How to Clear Your Credit
So you made a mistake or two along the way, and your credit rating could use some help. The great thing about your credit score is that it’s directly impacted by your behavior. That means that it’s completely possible to turn it all around and raise your score significantly.
Here are the best ways to clear your credit:
Get the Full Picture
Before you can improve your scores, you need to know what they are. You can do this by checking your credit scores online. These reports will also show you which factors are having the biggest impact on your scores.
Pay on Time
It may seem obvious, but late payments hurt your credit score. If you’re the type to simply forget to pay your bill, it’s a good idea to set up an automatic payment. Ideally, you’ll be paying off the balance each month, but at the very least you need to make the minimum payment.
Watch Your Utilization
If you haven’t yet learned about credit utilization, you’ve been missing out on a major way to increase your credit score. Your credit utilization is how much of your available credit you’re using at any one time.
If you’re using a large percentage of the credit available to you, you can look like a risky bet. Lenders may assume you’re not budgeting well and are relying on credit to get through the month. Most experts suggest utilization of less than 30%.
Don’t Open Too Many Accounts
Every time you apply for a new card, you get a “hard inquiry” on your report. This impacts your credit rating. Not to mention the more credit you have, the more tempting it can be to overspend.
Don’t Close Old Accounts
At the same time, it’s a good idea to keep any unused credit cards open – as long as you’re not paying high annual fees. That’s because closing an account will reduce how much credit you have available – increasing your credit utilization and lowering your credit score.

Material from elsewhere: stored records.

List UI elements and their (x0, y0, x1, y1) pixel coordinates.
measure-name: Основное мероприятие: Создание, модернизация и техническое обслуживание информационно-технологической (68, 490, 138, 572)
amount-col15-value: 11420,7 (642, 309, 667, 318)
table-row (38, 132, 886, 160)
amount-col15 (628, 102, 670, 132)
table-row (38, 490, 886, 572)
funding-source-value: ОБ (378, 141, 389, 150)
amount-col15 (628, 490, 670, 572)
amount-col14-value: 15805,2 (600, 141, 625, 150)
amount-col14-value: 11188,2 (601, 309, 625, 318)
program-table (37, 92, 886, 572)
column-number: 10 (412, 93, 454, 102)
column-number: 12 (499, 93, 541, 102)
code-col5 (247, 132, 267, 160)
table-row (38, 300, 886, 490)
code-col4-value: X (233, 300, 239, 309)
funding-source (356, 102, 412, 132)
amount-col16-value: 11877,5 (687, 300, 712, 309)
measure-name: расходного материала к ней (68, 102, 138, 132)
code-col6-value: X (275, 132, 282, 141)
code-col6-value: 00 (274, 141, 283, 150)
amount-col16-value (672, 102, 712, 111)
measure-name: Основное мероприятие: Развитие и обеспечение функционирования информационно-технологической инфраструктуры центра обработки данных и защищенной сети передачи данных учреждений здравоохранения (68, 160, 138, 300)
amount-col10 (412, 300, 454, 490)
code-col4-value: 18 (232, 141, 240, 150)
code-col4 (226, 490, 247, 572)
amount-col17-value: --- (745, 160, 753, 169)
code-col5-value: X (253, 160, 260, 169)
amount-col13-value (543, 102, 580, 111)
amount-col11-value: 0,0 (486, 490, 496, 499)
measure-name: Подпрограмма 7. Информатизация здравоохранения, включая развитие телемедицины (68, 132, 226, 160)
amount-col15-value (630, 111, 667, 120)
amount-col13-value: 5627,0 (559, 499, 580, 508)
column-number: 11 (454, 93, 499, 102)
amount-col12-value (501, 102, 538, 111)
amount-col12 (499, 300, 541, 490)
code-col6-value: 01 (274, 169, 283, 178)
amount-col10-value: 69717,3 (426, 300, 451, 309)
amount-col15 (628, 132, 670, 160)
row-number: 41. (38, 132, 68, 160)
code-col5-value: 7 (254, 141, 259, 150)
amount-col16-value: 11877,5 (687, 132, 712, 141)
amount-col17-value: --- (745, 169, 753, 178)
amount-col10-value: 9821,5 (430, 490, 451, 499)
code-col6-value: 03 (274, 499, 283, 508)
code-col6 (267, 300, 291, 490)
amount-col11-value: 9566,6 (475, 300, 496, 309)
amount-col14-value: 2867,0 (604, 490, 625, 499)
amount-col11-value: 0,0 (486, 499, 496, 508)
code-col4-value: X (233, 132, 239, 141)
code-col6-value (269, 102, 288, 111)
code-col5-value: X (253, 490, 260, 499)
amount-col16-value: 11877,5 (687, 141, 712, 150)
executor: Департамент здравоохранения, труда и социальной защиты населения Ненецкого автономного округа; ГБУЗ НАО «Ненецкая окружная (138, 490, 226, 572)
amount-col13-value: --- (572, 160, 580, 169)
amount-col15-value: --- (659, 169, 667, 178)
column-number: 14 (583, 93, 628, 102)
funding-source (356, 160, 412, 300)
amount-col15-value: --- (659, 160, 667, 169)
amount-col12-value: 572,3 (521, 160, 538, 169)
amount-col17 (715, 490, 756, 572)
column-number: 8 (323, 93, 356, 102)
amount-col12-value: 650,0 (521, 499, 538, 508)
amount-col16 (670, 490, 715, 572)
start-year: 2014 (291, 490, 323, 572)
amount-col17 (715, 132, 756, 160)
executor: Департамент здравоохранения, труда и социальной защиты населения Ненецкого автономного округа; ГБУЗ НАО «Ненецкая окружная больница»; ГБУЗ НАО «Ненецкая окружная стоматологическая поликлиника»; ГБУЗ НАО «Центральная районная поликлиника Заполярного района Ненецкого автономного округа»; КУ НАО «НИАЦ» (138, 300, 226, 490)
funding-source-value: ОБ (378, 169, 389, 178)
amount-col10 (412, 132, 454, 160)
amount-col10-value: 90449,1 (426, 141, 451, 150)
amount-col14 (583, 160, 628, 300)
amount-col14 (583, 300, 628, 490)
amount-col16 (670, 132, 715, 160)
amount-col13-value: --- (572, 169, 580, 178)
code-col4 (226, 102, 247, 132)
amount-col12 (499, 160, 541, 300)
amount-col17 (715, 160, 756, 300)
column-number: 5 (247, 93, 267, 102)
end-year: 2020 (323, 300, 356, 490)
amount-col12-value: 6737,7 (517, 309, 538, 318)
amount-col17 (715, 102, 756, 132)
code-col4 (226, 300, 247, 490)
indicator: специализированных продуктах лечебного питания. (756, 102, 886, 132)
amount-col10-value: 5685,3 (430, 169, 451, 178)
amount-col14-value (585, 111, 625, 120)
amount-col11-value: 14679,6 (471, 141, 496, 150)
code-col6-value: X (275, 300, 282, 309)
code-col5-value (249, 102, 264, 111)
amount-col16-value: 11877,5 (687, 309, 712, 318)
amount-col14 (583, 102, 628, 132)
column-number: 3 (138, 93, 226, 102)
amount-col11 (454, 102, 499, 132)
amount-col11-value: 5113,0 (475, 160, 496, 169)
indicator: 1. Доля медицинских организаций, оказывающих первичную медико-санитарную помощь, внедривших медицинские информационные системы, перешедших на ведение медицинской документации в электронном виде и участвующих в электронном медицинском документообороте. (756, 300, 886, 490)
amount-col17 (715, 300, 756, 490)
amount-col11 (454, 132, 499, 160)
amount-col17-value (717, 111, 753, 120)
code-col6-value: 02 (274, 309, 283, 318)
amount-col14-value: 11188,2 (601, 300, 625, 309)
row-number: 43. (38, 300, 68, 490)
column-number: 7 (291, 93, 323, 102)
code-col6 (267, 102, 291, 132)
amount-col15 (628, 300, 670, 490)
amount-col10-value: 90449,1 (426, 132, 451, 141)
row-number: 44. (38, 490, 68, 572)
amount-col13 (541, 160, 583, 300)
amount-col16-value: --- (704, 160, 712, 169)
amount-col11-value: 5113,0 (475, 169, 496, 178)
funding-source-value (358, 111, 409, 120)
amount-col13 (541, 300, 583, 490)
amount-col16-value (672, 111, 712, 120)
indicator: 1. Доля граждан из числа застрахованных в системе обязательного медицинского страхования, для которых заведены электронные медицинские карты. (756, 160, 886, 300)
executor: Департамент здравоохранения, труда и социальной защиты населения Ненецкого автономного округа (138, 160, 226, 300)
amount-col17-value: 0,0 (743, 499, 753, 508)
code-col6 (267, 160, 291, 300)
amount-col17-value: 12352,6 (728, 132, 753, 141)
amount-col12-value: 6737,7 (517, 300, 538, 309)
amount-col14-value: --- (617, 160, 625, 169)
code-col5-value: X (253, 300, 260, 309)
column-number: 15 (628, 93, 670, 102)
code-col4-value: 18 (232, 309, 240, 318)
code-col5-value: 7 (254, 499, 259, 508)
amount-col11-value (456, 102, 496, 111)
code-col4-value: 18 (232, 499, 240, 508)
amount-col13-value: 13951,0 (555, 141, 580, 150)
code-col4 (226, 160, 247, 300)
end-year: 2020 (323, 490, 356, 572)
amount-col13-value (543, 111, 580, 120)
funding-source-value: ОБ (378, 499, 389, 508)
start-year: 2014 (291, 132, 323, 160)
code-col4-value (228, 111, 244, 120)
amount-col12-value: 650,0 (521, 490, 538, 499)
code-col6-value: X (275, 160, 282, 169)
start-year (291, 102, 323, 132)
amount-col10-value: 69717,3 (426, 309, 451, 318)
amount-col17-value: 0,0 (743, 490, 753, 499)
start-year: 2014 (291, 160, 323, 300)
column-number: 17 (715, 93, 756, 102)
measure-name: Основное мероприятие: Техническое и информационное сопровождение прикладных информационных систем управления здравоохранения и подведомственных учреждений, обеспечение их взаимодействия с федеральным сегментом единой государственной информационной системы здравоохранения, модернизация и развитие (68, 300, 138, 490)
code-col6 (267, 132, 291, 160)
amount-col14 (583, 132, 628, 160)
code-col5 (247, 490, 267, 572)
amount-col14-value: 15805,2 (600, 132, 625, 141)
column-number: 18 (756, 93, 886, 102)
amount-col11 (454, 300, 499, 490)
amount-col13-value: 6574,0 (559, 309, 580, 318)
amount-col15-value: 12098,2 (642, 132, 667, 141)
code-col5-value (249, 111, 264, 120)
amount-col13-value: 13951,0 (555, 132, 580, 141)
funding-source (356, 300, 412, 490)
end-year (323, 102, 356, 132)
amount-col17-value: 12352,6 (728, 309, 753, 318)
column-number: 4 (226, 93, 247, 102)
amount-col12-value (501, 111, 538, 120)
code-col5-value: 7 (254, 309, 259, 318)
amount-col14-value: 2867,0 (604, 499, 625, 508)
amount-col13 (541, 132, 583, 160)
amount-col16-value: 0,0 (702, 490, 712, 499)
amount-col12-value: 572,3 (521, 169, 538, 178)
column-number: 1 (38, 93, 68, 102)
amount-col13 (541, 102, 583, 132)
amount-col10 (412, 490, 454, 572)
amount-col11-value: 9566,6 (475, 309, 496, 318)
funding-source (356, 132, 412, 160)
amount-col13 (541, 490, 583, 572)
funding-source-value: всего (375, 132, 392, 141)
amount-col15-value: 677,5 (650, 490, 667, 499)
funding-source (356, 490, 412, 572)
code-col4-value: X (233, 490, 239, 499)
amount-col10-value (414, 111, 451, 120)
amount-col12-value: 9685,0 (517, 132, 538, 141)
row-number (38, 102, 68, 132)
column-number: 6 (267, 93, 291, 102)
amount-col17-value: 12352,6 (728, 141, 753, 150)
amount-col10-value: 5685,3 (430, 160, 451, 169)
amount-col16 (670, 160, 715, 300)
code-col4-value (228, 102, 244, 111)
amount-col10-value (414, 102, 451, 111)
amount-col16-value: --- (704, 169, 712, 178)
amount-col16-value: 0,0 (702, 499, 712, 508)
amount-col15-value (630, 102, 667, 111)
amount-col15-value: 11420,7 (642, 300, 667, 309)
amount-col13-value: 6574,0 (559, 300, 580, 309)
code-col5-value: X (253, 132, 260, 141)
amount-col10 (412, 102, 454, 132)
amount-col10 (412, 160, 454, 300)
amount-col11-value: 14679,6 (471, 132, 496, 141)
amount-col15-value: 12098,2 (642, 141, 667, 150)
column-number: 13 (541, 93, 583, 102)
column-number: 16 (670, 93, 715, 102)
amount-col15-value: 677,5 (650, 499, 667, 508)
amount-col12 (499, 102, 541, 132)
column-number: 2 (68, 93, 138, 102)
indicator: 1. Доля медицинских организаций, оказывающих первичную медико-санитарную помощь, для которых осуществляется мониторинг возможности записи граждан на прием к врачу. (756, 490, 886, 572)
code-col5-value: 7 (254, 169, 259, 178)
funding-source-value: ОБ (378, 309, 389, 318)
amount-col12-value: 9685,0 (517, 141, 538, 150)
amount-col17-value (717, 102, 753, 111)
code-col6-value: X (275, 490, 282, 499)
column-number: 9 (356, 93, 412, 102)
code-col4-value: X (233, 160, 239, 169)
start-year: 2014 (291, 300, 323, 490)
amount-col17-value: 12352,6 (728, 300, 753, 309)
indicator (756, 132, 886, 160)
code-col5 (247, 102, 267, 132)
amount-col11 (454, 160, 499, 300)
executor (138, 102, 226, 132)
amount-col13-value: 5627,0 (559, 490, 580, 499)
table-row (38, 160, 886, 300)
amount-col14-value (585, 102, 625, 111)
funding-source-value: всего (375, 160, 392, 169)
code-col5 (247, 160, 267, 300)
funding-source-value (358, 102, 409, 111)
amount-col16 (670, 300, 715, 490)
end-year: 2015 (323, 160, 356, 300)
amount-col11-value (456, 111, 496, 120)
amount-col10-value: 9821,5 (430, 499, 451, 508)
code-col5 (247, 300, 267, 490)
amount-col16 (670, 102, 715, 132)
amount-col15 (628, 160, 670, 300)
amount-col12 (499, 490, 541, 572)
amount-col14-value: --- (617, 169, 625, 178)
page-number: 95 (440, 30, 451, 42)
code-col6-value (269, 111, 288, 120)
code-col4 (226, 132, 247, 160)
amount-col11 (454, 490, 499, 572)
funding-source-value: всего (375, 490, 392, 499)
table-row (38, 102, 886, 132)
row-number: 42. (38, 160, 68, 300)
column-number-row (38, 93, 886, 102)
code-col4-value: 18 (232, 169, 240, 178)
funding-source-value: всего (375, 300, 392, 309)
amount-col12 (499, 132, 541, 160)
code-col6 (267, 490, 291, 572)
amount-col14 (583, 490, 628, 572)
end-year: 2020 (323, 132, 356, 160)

Inaccuracies are common, and they could be impacting your credit score without you realizing it. Take the time to check your credit reports regularly and make sure that all of the accounts on those reports are correct.
If you do notice errors, be sure to dispute them so they can be corrected and your credit score can be updated.
Cut Your Newest Card Out First
You may find that you need to close a credit card or two simply to remove the chance that you’ll go into further debt. In this case, never cut your older cards. The longer you’ve had a credit card, the larger the impact it has on our credit score.
That’s because the credit scoring firms consider you to be more reliable if you’ve been with one creditor for a long time. If you need to close a card, choose one of your newer cards instead.
Get a Secured Card
If you’re not eligible for a credit card because of your prior credit history, you may be wondering where to start. This is also true for new immigrants and students who need to begin building credit.
One of the best ways to do this is through a secured card.
This means that you’ll pay a deposit (usually from $300 to $5,000) to the bank, and this will be your credit limit. Yes, this does mean that you’re essentially borrowing your own money.
Choose a secured card that guarantees it will report to the major credit bureaus. This will ensure that your credit score will increase with regular use of your card and paying on time.
Many banks will also monitor your use of your card, and if you prove that you’re a responsible borrower, they’ll often switch you to a normal card. This means that your deposit will be refunded and your credit card will be unsecured.
Bad credit can impact many areas of your life. It can make it more difficult to find an apartment, and cost you money with higher rates, deposits, and more.
Bad credit can also impact how you feel about yourself. No one wants to feel like they’re still paying for their poor financial decisions years later. By using the above guidelines, you’ll learn how to clear your credit, so you can improve your score.